Moscow hits Turkey with economic sanctions

Russian President Vladimir Putin signed a decree imposing a series of slight economic sanctions on Turkey, Saturday.

In punishing Ankara for the downing of a Russian attack bomber over Syria last week, the package of sanctions target mostly fruit and vegetables.

Russian Prime Minister Dimitri Medvedev announced Russia was intent on maximizing the effects on Turkey while protecting Russian economic interests.

A Kremlin press release declared:

Measures providing the national security of the Russian Federation and the protection of its citizens against criminal and other unlawful acts, and on imposing special economic measures in relation to Turkish Republic”

While not excessively punitive, the sanctions only temporarily prohibit or restrict a limited amount of goods shipped in from Turkey.  Turkish administered groups will also have their activities limited.

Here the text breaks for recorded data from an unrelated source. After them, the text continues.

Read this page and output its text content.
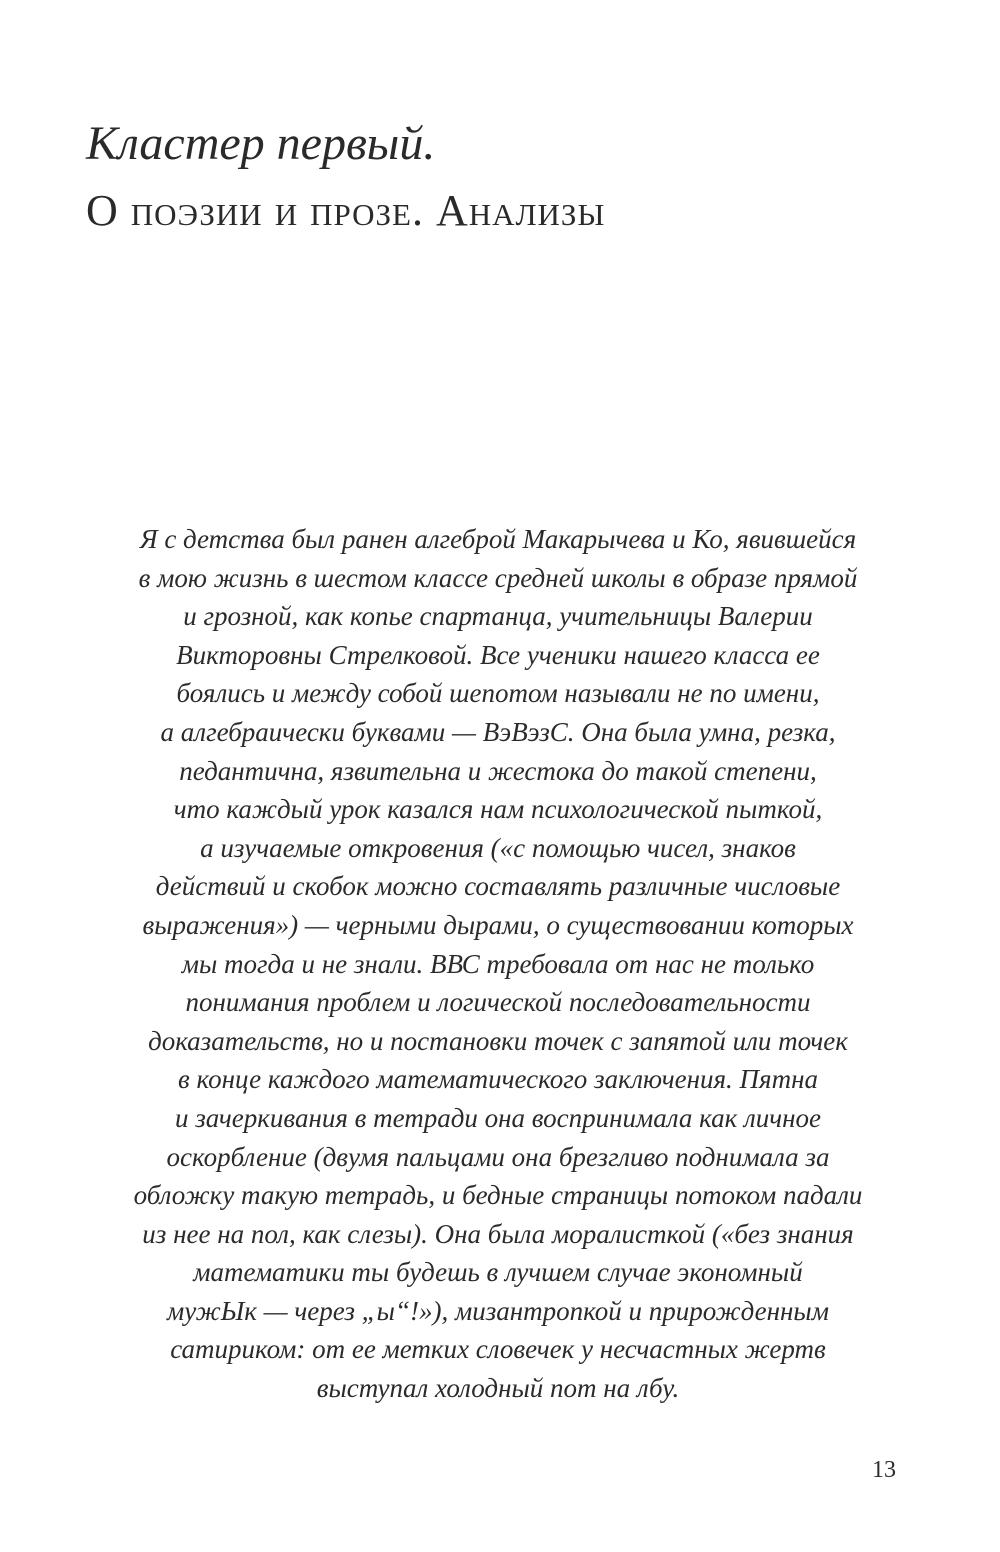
Кластер первый.
О поэзии и прозе. Анализы
Я с детства был ранен алгеброй Макарычева и Ко, явившейся
в мою жизнь в шестом классе средней школы в образе прямой
и грозной, как копье спартанца, учительницы Валерии
Викторовны Стрелковой. Все ученики нашего класса ее
боялись и между собой шепотом называли не по имени,
а алгебраически буквами — ВэВэзС. Она была умна, резка,
педантична, язвительна и жестока до такой степени,
что каждый урок казался нам психологической пыткой,
а изучаемые откровения («с помощью чисел, знаков
действий и скобок можно составлять различные числовые
выражения») — черными дырами, о существовании которых
мы тогда и не знали. ВВС требовала от нас не только
понимания проблем и логической последовательности
доказательств, но и постановки точек с запятой или точек
в конце каждого математического заключения. Пятна
и зачеркивания в тетради она воспринимала как личное
оскорбление (двумя пальцами она брезгливо поднимала за
обложку такую тетрадь, и бедные страницы потоком падали
из нее на пол, как слезы). Она была моралисткой («без знания
математики ты будешь в лучшем случае экономный
мужЫк — через „ы“!»), мизантропкой и прирожденным
сатириком: от ее метких словечек у несчастных жертв
выступал холодный пот на лбу.
13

Russia is also currently weighing stiffer penalties such as the cancellation of a pipeline to deliver natural gas to Turkey and the abandonment of a project to assist Turkey in the construction of a nuclear power facility.

Similarly, the edict also suspends visa-free travel from Turkey to Russia indefinitely, prohibits Russian businesses from employing Turkish nationals effective January 2016, limits Turkish firms from bidding on Russian construction projects and ends chartered flights between Russia and Turkey.

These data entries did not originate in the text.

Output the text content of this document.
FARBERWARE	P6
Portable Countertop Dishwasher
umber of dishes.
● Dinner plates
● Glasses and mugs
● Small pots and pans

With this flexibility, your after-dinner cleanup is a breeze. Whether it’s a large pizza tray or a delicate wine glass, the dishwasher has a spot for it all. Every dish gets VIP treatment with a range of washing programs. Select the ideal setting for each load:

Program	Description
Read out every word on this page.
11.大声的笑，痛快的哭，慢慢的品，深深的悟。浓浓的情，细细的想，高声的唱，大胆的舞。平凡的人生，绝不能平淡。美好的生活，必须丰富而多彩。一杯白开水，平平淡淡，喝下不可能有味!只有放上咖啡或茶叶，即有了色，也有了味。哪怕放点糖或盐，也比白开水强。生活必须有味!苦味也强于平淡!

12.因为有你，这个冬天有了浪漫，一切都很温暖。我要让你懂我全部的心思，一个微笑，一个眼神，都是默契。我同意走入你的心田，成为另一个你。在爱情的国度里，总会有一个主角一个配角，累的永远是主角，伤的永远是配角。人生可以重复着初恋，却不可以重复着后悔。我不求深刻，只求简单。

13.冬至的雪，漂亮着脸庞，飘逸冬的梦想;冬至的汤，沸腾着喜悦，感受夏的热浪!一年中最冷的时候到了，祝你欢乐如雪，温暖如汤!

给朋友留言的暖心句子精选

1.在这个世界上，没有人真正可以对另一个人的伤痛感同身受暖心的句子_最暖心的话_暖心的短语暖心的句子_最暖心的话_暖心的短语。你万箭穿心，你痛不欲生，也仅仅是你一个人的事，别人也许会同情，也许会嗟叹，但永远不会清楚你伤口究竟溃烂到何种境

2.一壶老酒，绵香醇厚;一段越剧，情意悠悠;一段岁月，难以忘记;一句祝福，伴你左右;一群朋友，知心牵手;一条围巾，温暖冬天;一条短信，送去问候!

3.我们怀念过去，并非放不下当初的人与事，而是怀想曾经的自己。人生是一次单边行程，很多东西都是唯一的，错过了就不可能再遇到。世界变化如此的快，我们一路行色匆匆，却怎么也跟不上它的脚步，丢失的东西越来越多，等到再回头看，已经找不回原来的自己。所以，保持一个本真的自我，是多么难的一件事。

Fuming over the loss of two servicemen and one aircraft and frustrated over a lack of sympathy or cooperation, this bundle of sanctions ushered in by Moscow is not altogether inappropriate.

Unlike a tirade of puerile taunts, these sanctions will injure Turkey, which has yet to offer an apology to Moscow for the highly-questionable downing of its aircraft.

Perhaps these sanctions will serve as a guide on how Turkey must think about their values and decisions.  If these economic sanctions are not sufficiently effective, the revelation that Russia’s Air Force is now arming its aircraft with air-to-air missiles for self-defense is a more powerful tool than limiting fruits, nuts and vegetables.